No.  If you look at 4409, you will see several citations, of
which one example is "[SMTP-MTA]".  In 4409, the corresponding
reference is:
    Postel... RFC 821...
    Partridge... RFC 974...
    Braden... RFC 1123...
    Klensin... RFC 2821...
i.e., "compound references" in the sense that one anchor
identifies a list of RFCs.  While 4409 doesn't use it, exactly
the same problem arises if one chooses to cite an STD or BCP
number that identifies multiple RFCs. That is the construction
to which I claim that xml2rfc is hostile -=the only elegant way
to do it in the current design would be
  <reference anchor="SMTP-MTA">
       <reference>...Postel... RFC 821...</reference>
       <reference>...Partridge... RFC 974...</reference>
       <reference>...Braden... RFC 1123...</reference>
       <reference>...Klensin... RFC 2821...</reference>
  </reference>

And neither nested reference elements nor reference elements
without anchors are permitted by the DTD.
...

If this is used a lot, we should consider adding it.

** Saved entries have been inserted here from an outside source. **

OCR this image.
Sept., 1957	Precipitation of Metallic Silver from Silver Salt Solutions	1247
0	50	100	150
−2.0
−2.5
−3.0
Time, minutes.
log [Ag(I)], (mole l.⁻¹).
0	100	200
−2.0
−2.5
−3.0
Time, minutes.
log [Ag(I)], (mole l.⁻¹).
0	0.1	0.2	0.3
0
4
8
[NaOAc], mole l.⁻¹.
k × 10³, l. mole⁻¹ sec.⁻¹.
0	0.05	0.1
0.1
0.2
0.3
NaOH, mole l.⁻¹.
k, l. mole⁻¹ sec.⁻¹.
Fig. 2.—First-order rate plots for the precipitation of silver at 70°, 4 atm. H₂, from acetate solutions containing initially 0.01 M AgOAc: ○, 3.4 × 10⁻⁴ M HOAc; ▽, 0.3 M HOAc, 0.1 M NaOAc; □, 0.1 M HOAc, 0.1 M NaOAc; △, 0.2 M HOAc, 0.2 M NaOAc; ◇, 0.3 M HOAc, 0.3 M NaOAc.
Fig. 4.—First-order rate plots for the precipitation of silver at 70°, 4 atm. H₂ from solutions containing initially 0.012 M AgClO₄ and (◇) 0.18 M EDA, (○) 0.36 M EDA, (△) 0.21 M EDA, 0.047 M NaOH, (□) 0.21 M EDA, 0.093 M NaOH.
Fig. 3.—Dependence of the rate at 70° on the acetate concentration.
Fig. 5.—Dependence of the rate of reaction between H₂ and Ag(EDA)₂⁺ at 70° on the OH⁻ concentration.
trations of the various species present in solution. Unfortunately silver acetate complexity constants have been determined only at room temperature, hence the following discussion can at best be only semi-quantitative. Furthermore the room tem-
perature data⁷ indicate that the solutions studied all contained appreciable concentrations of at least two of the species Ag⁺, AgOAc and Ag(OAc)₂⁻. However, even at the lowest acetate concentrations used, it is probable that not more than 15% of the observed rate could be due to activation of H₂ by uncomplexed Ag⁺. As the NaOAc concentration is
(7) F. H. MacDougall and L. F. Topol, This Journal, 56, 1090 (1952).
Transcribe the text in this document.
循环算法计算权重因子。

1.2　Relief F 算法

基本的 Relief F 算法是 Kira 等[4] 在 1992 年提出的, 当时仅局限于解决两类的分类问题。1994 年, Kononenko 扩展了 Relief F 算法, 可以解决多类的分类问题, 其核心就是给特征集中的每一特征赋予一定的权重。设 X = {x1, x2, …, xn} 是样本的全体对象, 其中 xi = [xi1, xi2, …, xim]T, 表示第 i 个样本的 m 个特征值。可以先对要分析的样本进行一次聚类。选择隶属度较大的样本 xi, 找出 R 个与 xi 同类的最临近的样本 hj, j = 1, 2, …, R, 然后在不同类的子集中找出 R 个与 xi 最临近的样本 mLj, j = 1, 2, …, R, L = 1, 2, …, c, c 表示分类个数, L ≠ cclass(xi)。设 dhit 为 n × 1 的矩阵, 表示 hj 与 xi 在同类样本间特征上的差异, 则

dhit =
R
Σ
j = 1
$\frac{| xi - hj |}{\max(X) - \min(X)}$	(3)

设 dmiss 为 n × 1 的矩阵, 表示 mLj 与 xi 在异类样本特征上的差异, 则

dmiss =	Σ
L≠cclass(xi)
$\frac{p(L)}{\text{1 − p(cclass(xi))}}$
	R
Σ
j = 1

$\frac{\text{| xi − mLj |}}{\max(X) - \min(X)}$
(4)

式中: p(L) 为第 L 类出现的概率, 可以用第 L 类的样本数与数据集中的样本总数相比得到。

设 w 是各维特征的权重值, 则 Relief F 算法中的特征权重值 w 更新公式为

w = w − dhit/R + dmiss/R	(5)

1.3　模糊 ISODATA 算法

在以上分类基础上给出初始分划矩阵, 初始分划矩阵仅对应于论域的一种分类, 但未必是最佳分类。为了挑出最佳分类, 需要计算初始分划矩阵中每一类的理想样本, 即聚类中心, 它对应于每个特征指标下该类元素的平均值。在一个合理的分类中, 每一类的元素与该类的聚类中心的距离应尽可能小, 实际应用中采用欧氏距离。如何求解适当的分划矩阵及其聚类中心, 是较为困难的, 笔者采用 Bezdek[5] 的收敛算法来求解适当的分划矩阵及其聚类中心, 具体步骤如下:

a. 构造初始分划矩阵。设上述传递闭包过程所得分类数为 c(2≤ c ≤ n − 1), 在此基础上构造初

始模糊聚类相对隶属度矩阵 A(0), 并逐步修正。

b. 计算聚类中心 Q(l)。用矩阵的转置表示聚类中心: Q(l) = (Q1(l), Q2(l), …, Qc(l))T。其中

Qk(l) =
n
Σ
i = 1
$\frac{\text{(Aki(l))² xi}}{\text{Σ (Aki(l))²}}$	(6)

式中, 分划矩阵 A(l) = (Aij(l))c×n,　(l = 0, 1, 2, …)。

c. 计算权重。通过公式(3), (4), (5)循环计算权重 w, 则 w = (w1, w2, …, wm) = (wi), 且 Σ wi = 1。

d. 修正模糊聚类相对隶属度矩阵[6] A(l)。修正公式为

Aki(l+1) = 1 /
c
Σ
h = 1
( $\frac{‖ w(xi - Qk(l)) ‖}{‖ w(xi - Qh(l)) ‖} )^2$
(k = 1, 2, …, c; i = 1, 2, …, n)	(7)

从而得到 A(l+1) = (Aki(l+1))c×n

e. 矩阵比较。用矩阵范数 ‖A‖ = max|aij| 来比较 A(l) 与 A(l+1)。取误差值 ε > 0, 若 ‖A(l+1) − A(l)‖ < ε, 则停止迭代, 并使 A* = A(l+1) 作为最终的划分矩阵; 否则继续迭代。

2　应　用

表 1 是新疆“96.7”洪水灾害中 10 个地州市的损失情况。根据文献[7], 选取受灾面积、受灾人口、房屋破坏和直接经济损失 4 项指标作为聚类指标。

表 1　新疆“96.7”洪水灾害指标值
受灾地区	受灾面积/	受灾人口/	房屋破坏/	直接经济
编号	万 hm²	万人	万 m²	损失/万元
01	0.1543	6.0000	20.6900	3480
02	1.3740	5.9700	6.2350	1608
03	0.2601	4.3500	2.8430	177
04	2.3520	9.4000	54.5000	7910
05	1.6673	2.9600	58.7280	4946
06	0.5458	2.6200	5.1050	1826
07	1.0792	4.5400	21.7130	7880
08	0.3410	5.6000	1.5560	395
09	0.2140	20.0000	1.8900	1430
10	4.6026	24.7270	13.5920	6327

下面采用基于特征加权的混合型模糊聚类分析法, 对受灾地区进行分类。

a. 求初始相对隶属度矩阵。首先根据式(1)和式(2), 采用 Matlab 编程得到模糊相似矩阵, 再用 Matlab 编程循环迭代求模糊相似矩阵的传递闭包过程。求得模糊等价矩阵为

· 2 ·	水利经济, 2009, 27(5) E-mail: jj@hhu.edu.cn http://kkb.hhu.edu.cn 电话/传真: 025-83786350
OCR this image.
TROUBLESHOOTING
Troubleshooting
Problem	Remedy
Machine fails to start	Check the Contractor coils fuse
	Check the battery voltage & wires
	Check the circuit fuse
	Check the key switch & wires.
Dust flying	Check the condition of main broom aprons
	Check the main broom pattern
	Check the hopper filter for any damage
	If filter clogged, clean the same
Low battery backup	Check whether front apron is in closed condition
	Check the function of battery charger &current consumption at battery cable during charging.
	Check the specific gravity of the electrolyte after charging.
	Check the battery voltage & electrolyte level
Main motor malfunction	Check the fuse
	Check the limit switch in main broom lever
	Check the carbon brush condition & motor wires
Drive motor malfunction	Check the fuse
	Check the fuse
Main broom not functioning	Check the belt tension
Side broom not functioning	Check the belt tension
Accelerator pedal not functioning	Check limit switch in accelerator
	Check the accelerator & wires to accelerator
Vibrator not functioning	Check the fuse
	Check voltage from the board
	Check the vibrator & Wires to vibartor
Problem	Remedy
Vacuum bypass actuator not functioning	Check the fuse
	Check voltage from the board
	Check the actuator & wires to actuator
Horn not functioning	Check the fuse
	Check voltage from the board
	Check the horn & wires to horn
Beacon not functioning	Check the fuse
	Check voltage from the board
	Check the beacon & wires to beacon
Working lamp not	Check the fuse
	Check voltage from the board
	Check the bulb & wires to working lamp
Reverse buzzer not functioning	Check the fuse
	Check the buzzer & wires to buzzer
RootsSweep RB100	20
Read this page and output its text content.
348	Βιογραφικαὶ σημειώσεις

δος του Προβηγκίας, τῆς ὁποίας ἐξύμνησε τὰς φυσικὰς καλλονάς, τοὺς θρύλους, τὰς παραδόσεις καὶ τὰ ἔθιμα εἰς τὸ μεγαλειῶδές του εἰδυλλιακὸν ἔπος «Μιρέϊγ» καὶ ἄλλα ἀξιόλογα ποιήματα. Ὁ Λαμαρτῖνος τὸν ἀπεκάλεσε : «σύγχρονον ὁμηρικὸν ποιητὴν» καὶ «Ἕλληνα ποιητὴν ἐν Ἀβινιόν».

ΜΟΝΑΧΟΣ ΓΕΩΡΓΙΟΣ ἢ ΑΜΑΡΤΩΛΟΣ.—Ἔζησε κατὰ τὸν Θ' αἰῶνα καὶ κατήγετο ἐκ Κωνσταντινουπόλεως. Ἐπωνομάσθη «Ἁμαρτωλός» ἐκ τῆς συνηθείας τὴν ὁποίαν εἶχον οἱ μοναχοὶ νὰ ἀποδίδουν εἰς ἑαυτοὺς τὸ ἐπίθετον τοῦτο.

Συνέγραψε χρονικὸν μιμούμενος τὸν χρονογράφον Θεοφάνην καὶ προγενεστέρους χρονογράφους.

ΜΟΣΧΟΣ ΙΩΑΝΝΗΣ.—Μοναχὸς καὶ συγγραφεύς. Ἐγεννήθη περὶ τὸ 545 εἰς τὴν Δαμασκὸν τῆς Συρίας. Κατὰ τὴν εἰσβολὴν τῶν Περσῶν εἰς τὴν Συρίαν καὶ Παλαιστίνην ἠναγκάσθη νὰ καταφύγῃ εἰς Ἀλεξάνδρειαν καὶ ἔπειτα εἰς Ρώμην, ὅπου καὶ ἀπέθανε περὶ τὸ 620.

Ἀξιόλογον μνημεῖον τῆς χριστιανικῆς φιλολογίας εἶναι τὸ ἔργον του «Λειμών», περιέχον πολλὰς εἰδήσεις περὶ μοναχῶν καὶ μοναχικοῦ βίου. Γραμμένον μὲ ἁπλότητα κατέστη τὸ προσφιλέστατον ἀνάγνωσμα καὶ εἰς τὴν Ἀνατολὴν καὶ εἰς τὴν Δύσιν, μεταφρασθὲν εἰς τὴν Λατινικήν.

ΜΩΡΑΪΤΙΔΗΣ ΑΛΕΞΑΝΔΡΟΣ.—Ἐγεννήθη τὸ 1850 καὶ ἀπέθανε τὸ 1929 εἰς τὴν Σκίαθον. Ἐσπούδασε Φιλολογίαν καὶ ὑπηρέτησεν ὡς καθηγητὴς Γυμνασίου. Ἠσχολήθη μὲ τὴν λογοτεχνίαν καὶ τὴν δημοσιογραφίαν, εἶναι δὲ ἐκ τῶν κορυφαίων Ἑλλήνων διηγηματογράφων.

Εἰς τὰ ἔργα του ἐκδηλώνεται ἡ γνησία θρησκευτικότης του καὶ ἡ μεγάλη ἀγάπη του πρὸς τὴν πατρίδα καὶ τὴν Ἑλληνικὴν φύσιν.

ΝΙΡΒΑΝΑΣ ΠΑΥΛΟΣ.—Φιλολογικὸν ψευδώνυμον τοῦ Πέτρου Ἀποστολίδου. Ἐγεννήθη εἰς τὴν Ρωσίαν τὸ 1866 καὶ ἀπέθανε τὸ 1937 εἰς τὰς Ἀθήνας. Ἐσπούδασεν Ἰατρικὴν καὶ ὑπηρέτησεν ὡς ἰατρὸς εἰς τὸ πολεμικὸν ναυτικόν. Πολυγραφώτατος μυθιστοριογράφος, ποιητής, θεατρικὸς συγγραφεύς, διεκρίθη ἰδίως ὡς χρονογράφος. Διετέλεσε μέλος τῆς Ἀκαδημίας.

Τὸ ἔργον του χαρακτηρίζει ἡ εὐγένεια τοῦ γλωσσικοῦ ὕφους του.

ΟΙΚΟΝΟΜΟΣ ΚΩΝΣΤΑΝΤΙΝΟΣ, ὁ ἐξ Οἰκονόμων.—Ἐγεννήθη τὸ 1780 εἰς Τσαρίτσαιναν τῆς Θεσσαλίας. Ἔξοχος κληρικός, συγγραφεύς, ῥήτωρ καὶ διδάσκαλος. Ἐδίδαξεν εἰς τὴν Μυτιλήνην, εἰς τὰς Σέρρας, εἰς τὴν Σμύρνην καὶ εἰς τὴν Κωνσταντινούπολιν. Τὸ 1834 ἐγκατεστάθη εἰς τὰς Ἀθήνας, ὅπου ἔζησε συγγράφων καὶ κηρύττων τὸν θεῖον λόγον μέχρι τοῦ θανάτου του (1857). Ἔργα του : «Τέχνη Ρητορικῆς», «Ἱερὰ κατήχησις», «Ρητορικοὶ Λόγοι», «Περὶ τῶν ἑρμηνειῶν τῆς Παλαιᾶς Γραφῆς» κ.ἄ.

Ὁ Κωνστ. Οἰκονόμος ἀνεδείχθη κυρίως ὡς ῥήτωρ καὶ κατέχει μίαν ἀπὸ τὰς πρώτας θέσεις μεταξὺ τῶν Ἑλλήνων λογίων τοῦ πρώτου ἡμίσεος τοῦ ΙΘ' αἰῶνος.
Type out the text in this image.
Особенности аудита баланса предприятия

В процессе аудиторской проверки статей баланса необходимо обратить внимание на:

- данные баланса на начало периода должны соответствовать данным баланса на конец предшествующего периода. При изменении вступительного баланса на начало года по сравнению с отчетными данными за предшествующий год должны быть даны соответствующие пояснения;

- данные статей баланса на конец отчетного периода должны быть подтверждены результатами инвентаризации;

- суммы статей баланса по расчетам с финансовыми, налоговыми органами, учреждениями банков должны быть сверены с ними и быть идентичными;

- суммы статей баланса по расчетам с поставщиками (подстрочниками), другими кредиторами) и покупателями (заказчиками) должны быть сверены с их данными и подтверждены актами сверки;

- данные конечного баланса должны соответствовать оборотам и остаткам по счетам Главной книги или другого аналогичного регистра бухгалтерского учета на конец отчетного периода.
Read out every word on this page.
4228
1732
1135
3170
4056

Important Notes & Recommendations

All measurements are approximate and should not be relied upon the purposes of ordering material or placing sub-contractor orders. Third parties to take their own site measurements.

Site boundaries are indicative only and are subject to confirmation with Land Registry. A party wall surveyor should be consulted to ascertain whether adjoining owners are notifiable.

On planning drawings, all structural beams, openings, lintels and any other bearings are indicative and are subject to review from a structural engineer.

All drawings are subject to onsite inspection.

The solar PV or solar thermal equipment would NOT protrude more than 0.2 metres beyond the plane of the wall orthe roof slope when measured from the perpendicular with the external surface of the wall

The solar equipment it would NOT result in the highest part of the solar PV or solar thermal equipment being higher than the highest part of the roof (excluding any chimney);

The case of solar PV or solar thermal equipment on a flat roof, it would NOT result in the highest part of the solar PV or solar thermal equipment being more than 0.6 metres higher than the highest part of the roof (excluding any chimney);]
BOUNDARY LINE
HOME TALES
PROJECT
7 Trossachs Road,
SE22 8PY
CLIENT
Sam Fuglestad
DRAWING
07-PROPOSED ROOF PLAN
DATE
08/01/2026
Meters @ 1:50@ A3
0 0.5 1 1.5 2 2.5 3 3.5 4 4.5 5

Is it?

The example you cite above is one of multiple citations at the
same point rather than a single compound citation..  And,
indeed, most style manuals (along with 4409) prefer "[SMTP-MTA,
ESMTP]" to "[SMTP-MTA][ESMTP]".  FWIW, I think the tools should
help us get thing right rather than forcing us to do things that
are wrong.  But so it goes.

You can do this with xmlrfc when using the tools from rfc2629.xslt as preprocessor, see, for example, <http://greenbytes.de/tech/webdav/rfc2629xslt/testcase.html#rfc.section.5.11>.

Finally, I think somewhere else I saw discussion about putting additional information into references... There's the <annotation> element for that.